Giove e Io

Titolo Giove e Io
Disegnatore Hendrick Goltzius
Incisore Anonimo
Misure 255 mmx 168 mm
Rif. Bartsch 46
Collocazione Collezione privata
Testo iscrizione “ Iuppiter inachiden densa caligine stuprat

Juno sui sensit furta petulca viri

Quod deus advertens, Io sub imagine vaccae

Occuluit, quae post de bove facta dea est”

Traduzione Iscrizione
Commento Iscrizione
Testo Metamorfosi Ovidio, Met., Libro I, vv. 583-624.
Descrizione La scena è costruita in maniera simmetrica con una parte in ombra e l’altra illuminata. È rappresentato l’atto violento della cattura di Io da parte di Giove, fanciulla amata dal dio non corrisposto; il tentato rapimento della giovane sembra svolgersi in una fitta parte di boscaglia di cui però si percepisce un’apertura tra i rami che conduce all’aperto. Nella zona di luce, infatti, si riconosce una giovenca, l’animale in cui viene trasformata Io per essere sottratta all’ira di Giunone, consapevole del tradimento del consorte.

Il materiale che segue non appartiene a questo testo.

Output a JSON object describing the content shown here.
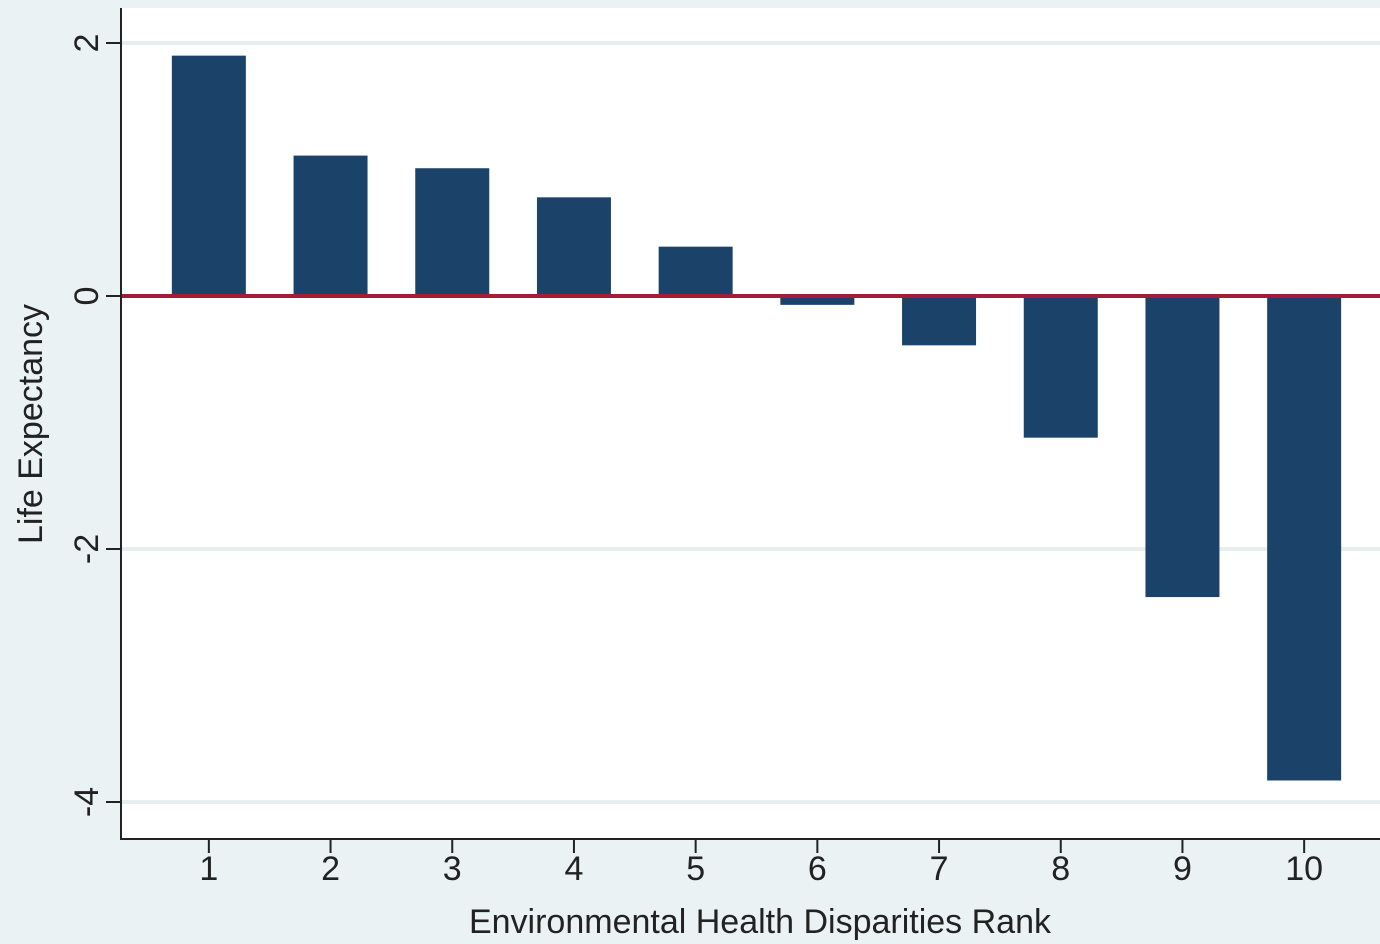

Nella parte superiore, in prossimità della vacca, si intravede anche un cielo nuvoloso; la caduta della nebbia, infatti, è uno stratagemma adottato da Giove per nascondere l’accaduto alla moglie.
Iconclass 97CC6
Parole chiave

Giove; Io; giovenca; animale; ira; vacca; mucca; bosco; Peneo; dei fluviali; fiumi; Giunone; Inaco; stupro;

Commento descrizione L’episodio raccontato è conseguente al precedente; Io, infatti, è figlia di Inaco, uno degli dei fluviali non presente all’assemblea voluta da Peneo proprio perché preoccupato per le sorti della figlia. La fanciulla di bellissimo aspetto, infatti, è uno dei tanti obiettivi amorosi di Giove che riesce a rapirla e stuprarla nel bosco, dove si svolge la vicenda, come si legge nel testo latino: “quodsi sola times latebras intrare ferarum, praeside tuta deo nemorum secreta subibis”. Prima di compiere il gesto, però, il dio del cielo fa scendere sulla terra una nebbia fitta, in modo che siano oscurati i suoi atti agli occhi di Giunone perché già insospettita; come racconta Ovidio: “inducta latas caligine terras occuluit tenuitque fugam rapuitque pudorem”, e ripreso poi da Estius: “Iuppiter inachiden densa caligine stuprat”. La dea, sorella e moglie di Giove, poiché entrambi figli di Saturno e per questo definita “Saturnia” da Ovidio, ormai abituata ai tradimenti del marito, fatto risaputo e riportato da Estius “Juno sui sensit furta petulla viri”, si era recata sulla terra per controllare la situazione. Giove, prontamente, decide di trasformare la sua amante Io in una giovenca da donare alla consorte che, tuttavia, rimane sospettosa. Goltzius costruisce la scena in maniera anacrostica condensando due momenti, ossia il rapimento e lo stupro di Io, rappresentata con sembianze ancora umane mentre cerca di divincolarsi dalle braccia del dio, e il momento successivo, quando la fanciulla è presente nella composizione già trasformata in vacca, in compagnia dello stesso Giove che, probabilmente, la sta conducendo da Giunone, seduta tra le nubi mentre scende sulla terra.